1) Last night Charlotte was hanging from the door frame in the living room and decided to try to shimmy. She has not really tried it because it is hard to do. I heard her give herself positive self talk. "You can do this. You are going to do this." And then she fell lol, but I think she made it a tiny distance first.
2) We just has a psychoeducational eval done in Nov. The only thing they said she was really behind in academically is spelling. Some of this is probably the nature of Montessori schools stressing phonetics longer, some is the nature of her attention span and not taking the time to really break apart the sounds, but also there is the potential for this to be a sign of a problem, so I was prepared to start some in-home spelling practice and whatnot, and meanwhile her teacher had actually already started some vowel-intensive reviews. Well, in typical Charlotte fashion, as soon as I really start to get concerned about something, she begins to really improve. She has taken a big interest in spelling all on her own. She constantly asks "how do you spell ___" and will say "I know how to spell ___." Normally she is looking at the word and cheating so to speak, but it's still good for her to hear herself say it out loud, so we just encourage it. Last week she spelled "Sunday." I am 99% sure there wasn't a visual prompt. We were in the car. I heard her say, "Sunday." Then she broke it apart by sounds: ssss-uh-un-duh-ay-yuh. She was silent for a little bit and spelled it out correctly. The Y on the end didn't even trick her. Plus we had gone a few blocks by then so if there was a visual cue, it was long gone and at least it shows her working memory is good .

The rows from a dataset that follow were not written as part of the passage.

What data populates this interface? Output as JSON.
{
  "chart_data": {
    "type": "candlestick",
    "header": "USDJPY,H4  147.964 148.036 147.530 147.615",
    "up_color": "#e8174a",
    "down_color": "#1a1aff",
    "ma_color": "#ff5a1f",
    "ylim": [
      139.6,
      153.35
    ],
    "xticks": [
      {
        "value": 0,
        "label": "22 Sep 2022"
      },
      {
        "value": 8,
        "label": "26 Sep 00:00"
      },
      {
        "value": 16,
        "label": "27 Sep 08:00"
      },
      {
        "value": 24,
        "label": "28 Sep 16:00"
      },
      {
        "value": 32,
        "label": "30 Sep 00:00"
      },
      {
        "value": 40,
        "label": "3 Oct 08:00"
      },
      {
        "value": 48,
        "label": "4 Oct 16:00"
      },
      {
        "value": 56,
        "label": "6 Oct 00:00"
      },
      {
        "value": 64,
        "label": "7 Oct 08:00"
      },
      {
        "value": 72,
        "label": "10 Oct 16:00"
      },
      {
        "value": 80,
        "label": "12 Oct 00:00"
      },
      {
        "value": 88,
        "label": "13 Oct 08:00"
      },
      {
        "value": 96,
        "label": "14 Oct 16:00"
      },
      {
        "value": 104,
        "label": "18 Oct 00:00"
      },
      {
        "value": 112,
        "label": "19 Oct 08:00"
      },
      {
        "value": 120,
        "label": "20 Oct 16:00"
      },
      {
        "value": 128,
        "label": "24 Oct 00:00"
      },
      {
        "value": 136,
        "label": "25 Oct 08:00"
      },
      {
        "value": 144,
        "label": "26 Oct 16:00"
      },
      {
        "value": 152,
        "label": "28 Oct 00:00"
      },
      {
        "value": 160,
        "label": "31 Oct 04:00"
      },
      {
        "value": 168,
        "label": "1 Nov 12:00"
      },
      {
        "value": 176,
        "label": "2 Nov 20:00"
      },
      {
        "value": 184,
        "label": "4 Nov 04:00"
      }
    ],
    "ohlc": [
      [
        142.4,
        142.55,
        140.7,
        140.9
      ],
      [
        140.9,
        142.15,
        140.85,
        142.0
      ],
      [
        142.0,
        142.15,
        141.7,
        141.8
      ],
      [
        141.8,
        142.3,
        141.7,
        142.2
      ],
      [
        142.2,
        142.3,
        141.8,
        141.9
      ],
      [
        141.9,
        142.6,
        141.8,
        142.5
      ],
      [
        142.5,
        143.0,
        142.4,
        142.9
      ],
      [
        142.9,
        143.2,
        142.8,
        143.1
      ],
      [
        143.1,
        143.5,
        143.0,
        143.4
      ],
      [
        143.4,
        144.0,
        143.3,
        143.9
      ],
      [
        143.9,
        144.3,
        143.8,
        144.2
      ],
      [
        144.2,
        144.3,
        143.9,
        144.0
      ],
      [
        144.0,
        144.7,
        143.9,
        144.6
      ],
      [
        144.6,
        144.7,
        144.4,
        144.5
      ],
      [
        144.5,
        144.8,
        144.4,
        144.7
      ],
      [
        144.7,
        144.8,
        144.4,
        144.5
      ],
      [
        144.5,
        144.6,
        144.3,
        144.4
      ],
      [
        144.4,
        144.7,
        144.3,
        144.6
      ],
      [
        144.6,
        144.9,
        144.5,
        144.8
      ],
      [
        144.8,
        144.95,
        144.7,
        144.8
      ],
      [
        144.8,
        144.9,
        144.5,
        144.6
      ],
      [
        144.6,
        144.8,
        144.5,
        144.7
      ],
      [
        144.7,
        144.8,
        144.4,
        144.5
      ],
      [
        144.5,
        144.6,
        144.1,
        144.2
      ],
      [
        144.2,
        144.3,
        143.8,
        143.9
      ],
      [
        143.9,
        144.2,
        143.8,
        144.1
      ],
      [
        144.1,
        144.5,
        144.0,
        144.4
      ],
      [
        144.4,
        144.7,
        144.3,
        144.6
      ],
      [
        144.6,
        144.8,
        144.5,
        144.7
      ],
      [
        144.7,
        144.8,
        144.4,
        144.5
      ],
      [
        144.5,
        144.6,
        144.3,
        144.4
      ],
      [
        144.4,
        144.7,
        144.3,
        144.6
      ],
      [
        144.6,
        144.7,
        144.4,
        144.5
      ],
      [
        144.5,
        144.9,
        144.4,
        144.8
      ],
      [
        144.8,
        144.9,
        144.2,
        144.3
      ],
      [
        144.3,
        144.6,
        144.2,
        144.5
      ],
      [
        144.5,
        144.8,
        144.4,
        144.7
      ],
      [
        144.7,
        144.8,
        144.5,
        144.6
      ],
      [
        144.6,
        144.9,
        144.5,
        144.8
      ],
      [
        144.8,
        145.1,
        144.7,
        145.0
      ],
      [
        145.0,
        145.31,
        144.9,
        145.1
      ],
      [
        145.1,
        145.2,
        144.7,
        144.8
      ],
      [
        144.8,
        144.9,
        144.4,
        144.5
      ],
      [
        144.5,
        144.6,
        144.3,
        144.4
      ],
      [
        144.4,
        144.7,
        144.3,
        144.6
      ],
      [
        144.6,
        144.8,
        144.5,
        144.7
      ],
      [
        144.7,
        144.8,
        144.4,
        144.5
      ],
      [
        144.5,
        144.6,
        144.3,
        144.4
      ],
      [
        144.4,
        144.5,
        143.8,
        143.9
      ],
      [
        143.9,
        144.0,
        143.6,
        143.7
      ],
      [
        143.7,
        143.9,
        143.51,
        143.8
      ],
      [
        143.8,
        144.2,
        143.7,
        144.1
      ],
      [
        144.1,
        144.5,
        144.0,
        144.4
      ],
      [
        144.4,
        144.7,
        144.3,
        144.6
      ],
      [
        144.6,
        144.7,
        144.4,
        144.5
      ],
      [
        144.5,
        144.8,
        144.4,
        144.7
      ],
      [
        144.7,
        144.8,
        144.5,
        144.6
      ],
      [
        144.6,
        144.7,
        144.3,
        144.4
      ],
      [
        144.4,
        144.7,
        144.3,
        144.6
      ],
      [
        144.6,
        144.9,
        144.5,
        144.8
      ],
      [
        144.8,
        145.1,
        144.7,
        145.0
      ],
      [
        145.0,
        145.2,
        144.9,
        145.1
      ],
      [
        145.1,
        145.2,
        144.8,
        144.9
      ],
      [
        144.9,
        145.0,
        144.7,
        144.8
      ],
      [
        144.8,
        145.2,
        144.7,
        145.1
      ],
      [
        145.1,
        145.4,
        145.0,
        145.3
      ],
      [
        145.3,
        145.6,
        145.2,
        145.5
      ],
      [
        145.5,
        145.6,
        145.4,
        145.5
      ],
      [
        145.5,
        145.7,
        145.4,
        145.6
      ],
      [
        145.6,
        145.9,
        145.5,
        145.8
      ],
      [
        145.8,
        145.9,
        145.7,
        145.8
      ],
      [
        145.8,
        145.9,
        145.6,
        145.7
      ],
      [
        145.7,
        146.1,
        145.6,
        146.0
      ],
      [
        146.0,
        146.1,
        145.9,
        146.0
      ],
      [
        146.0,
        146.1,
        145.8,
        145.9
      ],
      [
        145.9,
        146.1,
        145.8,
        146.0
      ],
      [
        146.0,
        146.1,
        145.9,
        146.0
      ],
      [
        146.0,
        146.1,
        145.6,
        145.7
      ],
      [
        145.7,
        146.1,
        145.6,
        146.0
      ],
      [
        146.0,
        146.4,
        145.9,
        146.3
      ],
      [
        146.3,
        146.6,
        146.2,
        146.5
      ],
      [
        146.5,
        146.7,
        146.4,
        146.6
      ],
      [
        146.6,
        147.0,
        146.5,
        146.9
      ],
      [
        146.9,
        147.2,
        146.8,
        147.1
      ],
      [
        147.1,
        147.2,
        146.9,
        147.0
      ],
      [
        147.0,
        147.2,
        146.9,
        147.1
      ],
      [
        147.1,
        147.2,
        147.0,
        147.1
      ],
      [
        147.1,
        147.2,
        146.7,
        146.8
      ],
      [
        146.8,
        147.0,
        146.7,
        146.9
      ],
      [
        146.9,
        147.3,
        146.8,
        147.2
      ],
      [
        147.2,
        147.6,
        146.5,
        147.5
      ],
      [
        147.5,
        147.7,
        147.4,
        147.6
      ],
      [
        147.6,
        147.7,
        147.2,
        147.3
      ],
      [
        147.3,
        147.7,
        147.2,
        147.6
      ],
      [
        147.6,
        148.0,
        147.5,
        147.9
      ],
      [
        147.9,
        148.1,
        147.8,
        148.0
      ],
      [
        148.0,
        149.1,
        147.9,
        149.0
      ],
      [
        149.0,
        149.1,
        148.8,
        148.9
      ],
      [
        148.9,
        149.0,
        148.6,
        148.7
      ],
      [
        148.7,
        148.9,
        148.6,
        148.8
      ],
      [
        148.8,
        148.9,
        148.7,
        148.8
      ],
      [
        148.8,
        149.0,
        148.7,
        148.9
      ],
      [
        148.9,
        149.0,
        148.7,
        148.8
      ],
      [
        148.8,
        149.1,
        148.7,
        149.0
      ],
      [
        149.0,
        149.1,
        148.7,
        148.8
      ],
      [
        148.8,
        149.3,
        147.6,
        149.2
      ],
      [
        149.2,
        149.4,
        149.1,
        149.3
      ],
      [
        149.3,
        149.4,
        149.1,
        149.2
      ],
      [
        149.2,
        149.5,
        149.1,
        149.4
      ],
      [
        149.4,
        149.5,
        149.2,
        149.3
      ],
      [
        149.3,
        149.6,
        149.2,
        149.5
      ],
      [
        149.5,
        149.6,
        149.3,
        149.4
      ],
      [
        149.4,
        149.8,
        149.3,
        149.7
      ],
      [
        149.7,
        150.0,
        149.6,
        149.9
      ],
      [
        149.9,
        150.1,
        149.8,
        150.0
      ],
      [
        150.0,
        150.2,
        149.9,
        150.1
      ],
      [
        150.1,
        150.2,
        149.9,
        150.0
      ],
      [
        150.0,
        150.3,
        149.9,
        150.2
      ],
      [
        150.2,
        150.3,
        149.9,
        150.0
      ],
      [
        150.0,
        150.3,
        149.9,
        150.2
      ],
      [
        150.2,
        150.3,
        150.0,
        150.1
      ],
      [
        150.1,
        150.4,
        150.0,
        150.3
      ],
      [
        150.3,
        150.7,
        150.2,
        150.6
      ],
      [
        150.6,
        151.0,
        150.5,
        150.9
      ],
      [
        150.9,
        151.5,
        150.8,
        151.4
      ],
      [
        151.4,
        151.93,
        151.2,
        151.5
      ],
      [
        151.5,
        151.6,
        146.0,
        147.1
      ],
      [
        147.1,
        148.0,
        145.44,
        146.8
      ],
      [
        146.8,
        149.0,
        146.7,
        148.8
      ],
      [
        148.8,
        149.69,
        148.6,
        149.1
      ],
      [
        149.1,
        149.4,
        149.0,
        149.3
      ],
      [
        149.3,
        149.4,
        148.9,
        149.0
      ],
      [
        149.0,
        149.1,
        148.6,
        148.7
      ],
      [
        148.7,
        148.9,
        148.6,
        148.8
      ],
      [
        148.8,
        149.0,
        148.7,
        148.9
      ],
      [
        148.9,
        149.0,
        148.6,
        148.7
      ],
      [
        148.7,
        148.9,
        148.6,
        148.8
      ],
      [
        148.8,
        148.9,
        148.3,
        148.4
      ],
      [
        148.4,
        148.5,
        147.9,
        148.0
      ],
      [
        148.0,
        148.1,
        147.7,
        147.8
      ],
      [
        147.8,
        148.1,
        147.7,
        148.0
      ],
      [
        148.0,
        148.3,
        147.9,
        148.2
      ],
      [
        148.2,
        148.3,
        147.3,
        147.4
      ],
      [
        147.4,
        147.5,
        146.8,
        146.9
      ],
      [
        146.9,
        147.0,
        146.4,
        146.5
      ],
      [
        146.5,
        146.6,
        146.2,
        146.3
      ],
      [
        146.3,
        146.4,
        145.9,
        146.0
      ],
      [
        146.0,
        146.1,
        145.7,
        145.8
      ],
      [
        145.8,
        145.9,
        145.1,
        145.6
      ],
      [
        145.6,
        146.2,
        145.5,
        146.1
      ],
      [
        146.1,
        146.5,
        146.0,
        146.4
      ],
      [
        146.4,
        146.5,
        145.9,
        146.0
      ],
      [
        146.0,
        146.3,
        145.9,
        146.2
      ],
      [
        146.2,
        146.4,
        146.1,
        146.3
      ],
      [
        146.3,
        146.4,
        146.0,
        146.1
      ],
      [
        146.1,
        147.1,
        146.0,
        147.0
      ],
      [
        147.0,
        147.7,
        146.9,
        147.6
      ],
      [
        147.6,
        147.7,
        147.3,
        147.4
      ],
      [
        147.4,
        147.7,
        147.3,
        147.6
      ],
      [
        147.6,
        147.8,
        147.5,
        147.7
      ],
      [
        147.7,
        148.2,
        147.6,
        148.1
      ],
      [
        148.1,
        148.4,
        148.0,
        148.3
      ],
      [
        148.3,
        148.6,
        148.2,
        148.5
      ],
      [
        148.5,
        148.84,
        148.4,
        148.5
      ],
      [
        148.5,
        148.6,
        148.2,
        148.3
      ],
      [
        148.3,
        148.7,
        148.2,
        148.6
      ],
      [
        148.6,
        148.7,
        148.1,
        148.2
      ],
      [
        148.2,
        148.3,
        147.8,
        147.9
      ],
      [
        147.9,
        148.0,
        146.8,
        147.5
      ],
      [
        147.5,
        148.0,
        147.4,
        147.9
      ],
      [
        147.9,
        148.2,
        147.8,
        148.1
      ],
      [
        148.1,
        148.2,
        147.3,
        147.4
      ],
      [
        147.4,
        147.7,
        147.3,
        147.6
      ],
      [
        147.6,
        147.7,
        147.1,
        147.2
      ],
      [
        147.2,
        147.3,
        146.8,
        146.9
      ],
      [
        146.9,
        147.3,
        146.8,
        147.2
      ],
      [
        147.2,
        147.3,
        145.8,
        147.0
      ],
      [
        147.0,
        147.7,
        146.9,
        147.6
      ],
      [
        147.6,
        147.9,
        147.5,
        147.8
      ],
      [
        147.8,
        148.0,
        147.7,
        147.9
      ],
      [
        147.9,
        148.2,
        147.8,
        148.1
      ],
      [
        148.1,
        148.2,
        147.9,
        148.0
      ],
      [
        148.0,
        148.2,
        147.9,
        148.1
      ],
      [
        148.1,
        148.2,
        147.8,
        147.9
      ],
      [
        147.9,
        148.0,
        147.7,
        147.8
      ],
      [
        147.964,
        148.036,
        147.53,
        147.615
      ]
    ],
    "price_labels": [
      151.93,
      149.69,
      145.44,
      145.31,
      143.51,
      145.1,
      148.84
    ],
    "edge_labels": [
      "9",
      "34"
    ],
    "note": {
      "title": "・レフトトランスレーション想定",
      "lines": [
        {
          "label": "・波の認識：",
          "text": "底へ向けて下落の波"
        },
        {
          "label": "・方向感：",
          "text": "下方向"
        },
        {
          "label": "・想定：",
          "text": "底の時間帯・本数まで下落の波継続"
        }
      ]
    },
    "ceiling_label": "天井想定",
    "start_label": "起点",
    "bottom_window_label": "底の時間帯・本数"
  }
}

Oh and she did a piano and a vocal song at her winter recital. Her voice is so pretty! She sang ahead of the background music a little bit and then skipped a line, but she sounded darn good doing it .
And finally, I'm not insane yet! There have been a few days that were a little rough, but so far the anxiety beast has been kept at bay this Christmas season.
AWs like this one make me appreciate this board: DS has gotten in trouble three times this week for talking to peers too much or getting off task.
This is a kid that used to be so anxious about misbehavior that he would cry when other people got in trouble. Last year in school, he thought that the lunch ladies hated the entire second grade. I sat in lunch one day and they were asking completely reasonable, non yelling, requests to stay in seats and remember to eat, not just talk.